# Möchtegern Hacker zocken gutgläubigen web.de user ihr Passwö



## Anonymous (22 Juni 2002)

Möchtegern Hacker zocken gutgläubigen 0  web.de Mitgliedern Passwort ab
------------------------------------------------------------------------
Aus sehr aktuellem Anlass eine deutliche Warnung an dieser Stelle: 
Fingierte e-mails, die angeblich von web.de Support Mitarbeitern stammen, fragen 
nach dem Passwort der Mitglieder, da web.de angeblich technische 
Probleme habe im Bereich der Sicherheit. Was solche miesen Typen mit der E-amil Daten dann machen, kann sich 
jeder vorstellen. Ich bin schon aber mit Hilfe der Polizei dabei, die Adresse 
dieser Typen einzukreisen und zu stellen. Es handelt sich offenbar um 
mehrere, die sich abgesprochen haben und sich mit ihren „Erfolgen" in 
anderen Foren brüsten. Auf diesem Gebiet verstehen wir absolut keinen Spaß. 
Noch mal ganz klar zum Mitschreiben: Egal ob im Bankenbereich oder im 
Internet: Seriöse Betreiber fragen ihre Mitglieder niemals schriftlich oder 
mündlich nach ihrem Passwort, nur nach dem Mitgliedsnamen. Also nicht 
darauf reinfallen. Aufmerksamen Lesern fällt meist eine Reihe von 
Rechtschreibfehlern in solchen mails auf. Hier ist eine solche falsche e-
mail, die es aber auch in anderen 

Die E-mail sag folgender Maßen aus

„Guten Tag Rudolf,
Wir bitten Sie uns ihren Mitgliedsnamen und das dazugehörige Passwort 
zuzusenden, da wir feststellen mussten das Hacker in unseren Server eingedrungen sind.
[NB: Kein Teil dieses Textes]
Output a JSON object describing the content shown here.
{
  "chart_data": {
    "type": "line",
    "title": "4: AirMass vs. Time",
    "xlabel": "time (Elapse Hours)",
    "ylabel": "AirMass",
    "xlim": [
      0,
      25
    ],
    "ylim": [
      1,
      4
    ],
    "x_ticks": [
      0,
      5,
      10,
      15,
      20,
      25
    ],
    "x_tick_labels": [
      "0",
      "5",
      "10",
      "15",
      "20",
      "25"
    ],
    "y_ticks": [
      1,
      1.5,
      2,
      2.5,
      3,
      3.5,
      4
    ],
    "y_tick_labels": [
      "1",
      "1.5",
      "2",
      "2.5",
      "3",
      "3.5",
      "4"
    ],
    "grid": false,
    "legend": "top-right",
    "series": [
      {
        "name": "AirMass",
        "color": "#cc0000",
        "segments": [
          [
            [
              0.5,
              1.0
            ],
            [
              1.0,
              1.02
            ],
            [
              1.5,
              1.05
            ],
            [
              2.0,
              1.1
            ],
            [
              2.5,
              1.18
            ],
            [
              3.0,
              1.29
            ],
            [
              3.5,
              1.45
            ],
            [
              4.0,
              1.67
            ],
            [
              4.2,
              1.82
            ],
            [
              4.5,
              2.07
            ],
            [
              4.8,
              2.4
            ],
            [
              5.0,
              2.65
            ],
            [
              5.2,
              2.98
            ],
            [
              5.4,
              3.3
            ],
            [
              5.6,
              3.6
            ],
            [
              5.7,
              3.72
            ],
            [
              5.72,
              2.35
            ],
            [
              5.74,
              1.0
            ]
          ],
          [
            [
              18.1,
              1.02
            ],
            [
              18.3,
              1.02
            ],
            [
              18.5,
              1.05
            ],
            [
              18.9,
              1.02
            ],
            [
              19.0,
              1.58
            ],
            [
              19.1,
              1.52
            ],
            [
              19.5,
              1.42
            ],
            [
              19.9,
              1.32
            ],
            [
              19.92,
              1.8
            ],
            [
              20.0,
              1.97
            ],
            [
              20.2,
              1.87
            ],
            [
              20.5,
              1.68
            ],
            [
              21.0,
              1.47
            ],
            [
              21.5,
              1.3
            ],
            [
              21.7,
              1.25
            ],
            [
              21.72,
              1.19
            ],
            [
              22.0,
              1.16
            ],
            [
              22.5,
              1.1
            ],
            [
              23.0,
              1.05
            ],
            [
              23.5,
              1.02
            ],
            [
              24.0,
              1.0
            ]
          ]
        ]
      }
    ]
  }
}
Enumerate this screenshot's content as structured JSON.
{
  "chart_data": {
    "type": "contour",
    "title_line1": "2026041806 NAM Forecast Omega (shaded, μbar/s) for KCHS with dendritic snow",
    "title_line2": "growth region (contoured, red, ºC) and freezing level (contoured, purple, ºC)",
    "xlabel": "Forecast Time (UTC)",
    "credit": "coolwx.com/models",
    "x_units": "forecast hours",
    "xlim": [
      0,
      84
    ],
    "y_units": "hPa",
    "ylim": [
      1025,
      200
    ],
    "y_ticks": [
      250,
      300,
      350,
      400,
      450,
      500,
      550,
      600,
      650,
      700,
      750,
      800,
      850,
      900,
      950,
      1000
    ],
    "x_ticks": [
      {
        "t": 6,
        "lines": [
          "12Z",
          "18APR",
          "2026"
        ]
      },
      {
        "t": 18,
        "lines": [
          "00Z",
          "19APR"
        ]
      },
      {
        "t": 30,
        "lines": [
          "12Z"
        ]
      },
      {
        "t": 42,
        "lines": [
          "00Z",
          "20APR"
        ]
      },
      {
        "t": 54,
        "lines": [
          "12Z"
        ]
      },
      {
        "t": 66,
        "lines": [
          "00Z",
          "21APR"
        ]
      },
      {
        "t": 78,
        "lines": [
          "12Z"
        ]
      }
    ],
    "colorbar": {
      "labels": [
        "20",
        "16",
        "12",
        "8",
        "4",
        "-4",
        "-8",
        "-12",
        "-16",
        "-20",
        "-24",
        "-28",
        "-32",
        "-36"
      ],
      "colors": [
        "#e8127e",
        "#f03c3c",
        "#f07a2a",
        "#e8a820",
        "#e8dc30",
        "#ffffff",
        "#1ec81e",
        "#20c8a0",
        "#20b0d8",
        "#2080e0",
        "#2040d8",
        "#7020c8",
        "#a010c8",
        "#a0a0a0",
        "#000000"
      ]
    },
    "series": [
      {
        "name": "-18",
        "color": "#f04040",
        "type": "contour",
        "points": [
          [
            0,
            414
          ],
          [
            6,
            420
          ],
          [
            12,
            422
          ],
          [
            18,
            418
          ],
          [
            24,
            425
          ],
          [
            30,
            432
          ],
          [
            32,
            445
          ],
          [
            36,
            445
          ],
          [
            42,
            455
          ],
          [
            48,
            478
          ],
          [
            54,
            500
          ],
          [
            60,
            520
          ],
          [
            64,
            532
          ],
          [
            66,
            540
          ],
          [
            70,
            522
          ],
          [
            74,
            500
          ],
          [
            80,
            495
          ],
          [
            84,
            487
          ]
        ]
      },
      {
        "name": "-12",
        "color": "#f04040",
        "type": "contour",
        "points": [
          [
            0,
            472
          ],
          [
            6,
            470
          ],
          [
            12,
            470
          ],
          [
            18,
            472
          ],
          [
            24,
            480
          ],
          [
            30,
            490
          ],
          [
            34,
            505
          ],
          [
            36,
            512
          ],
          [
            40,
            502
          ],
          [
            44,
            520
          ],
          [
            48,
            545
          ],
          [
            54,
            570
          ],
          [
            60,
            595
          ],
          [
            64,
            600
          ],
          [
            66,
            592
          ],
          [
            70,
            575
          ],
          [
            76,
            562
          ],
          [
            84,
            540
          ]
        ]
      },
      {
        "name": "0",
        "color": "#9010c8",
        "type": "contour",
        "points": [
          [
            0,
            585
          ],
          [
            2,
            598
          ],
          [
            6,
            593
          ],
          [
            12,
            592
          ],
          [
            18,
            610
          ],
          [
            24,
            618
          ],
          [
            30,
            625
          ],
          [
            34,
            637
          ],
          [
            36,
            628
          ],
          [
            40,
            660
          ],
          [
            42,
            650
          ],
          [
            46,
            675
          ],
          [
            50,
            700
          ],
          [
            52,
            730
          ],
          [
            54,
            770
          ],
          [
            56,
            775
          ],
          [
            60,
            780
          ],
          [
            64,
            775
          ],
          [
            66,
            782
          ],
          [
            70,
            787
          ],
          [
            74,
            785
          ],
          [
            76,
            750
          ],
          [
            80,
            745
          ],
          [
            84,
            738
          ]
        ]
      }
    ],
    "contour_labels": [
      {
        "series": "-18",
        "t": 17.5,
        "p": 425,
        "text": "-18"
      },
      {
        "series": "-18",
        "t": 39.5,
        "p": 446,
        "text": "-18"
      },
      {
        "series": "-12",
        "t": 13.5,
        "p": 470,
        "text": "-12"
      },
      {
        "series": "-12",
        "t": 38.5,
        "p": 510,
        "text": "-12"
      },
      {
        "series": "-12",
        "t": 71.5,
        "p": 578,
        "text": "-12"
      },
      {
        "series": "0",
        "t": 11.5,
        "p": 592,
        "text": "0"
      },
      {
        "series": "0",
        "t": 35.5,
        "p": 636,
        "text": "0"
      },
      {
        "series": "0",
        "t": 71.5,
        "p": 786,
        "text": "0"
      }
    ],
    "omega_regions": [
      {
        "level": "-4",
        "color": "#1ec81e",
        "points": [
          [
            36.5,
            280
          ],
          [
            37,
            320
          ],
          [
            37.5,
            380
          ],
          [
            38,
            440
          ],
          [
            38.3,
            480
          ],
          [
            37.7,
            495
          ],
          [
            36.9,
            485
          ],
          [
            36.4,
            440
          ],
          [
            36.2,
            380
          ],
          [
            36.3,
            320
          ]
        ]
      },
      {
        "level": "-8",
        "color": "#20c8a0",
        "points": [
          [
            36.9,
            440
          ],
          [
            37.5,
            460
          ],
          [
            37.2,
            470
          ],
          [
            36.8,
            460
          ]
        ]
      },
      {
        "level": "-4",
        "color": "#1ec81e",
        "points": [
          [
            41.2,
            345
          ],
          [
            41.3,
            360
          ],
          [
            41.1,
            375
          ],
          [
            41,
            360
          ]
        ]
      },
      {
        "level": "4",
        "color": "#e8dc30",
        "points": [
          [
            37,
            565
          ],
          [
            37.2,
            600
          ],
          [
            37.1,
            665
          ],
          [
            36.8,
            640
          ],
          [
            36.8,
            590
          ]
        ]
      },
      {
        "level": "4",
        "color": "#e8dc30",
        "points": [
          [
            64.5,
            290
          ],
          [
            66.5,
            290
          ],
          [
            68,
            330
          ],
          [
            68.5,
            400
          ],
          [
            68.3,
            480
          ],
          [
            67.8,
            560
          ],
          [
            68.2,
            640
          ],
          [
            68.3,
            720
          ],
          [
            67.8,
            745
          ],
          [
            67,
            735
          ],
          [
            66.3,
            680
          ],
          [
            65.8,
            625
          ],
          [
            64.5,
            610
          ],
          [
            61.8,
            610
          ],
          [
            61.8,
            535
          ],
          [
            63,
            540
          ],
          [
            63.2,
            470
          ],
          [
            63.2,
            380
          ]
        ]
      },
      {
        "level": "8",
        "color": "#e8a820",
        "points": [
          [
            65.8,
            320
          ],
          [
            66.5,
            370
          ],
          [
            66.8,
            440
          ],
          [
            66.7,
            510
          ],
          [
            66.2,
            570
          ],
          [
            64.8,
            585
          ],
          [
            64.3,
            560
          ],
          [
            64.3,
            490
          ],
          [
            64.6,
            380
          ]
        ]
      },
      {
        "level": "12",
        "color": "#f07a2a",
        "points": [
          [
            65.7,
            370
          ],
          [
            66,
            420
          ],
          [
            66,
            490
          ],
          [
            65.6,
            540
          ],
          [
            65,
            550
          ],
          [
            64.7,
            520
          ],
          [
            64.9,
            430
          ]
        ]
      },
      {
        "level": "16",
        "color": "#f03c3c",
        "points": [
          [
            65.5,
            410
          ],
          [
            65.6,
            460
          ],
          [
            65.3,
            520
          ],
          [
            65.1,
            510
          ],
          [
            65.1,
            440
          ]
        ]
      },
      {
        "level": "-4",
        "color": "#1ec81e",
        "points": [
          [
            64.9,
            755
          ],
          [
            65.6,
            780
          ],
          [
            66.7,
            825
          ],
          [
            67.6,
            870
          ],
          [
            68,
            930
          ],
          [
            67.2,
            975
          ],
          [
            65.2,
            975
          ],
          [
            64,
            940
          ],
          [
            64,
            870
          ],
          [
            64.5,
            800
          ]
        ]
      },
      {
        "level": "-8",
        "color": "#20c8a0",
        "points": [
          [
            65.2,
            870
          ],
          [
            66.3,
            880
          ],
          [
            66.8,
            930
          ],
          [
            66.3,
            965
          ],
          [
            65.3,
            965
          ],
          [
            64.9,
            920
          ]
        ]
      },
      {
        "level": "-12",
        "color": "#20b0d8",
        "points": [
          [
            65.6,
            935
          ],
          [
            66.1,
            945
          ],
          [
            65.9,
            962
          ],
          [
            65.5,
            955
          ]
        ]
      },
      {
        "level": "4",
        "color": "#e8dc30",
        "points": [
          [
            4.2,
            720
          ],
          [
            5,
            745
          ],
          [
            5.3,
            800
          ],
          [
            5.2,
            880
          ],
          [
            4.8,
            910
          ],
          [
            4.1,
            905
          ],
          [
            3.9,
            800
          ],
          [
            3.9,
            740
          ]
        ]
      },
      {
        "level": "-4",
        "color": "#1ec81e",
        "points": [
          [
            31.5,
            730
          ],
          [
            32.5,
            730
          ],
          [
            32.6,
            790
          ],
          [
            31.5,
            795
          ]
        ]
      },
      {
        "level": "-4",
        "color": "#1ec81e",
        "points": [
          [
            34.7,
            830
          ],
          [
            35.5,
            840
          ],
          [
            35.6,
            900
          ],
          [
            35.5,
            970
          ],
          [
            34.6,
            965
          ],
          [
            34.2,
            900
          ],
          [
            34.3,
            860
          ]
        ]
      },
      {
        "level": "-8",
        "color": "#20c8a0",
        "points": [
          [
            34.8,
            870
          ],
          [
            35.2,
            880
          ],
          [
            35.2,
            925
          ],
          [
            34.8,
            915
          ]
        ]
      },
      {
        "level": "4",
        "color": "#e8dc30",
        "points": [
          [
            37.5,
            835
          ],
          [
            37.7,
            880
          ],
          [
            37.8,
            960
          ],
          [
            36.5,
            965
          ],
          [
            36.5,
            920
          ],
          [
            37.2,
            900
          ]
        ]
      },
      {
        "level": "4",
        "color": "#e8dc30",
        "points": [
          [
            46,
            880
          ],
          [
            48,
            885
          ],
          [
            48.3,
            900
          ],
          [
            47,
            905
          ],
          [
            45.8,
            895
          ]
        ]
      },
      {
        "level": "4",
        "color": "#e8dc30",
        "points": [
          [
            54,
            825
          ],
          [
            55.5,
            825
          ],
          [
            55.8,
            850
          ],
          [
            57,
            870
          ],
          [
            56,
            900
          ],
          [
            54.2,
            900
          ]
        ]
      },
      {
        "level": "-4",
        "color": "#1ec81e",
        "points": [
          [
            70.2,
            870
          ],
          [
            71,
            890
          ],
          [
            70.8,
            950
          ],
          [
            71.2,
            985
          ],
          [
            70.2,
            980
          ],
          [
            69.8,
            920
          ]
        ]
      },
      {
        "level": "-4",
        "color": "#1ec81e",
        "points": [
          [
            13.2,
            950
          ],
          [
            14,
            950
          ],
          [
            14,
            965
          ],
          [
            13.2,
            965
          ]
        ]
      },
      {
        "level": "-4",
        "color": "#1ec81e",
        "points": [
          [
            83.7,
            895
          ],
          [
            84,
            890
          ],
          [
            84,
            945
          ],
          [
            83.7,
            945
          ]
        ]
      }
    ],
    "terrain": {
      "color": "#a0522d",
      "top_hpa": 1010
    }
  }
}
Bitte senden sie uns ihr Passwort um unsere Arbeit zu beschleunigen und damit zugleich auch schnellere Sicherheit bei web.de zu garantieren.

MFG ihr web.de Team"

Der Absender was [email protected] als ich dort eine e-mail hinschrieb kammen zugleich tausen Porno e-mail womit ich schonst keine Probleme mit hatte und zudem soll die E-mail gar nicht exestieren! Ihr wisst schon da kommt doch immer so eine E-mail wenn der Absender nicht exestiert. Sorry weiß nicht wie das heißt inmoment.

MFG Rudolf 

PS: Wer hilft mir die Möchtegern Hacker zu entlarfen? Und woher kannten die meinen NAmen???? hääääääääää


----------



## Cooli (24 Juni 2002)

warscheinlich aus irgendeinem forum in dem du deine e-mail Adresse angegeben hast.
oder ICQ fals du es installiert hast


----------



## Cooli (28 Juni 2002)

hast du noch die e-mail gespeichert?
wenn ja dann würde ich es gerne sehen


----------



## Anonymous (9 Juli 2002)

hey rodolf,solche mails wirds wahrscheinlich immer geben und leider fallen immer wieder leute darauf herein,obwohl sie`s besser wissen sollten!!
du könntest dir ja die headerinformationen ansehen und damit den server rauskriegen,über den die mail verschickt wurde!dann setzt du einfach ein traceroute-programm an und weißt schon mal,wo der server steht und dann sollte der rest doch nicht mehr so schwer sein!


----------



## Anonymous (27 August 2002)

@Rudolf: Was heißt "wir" ???

Du weißt "uns"/mich auf die Risiken hin, antwortest aber selber  :argl:


----------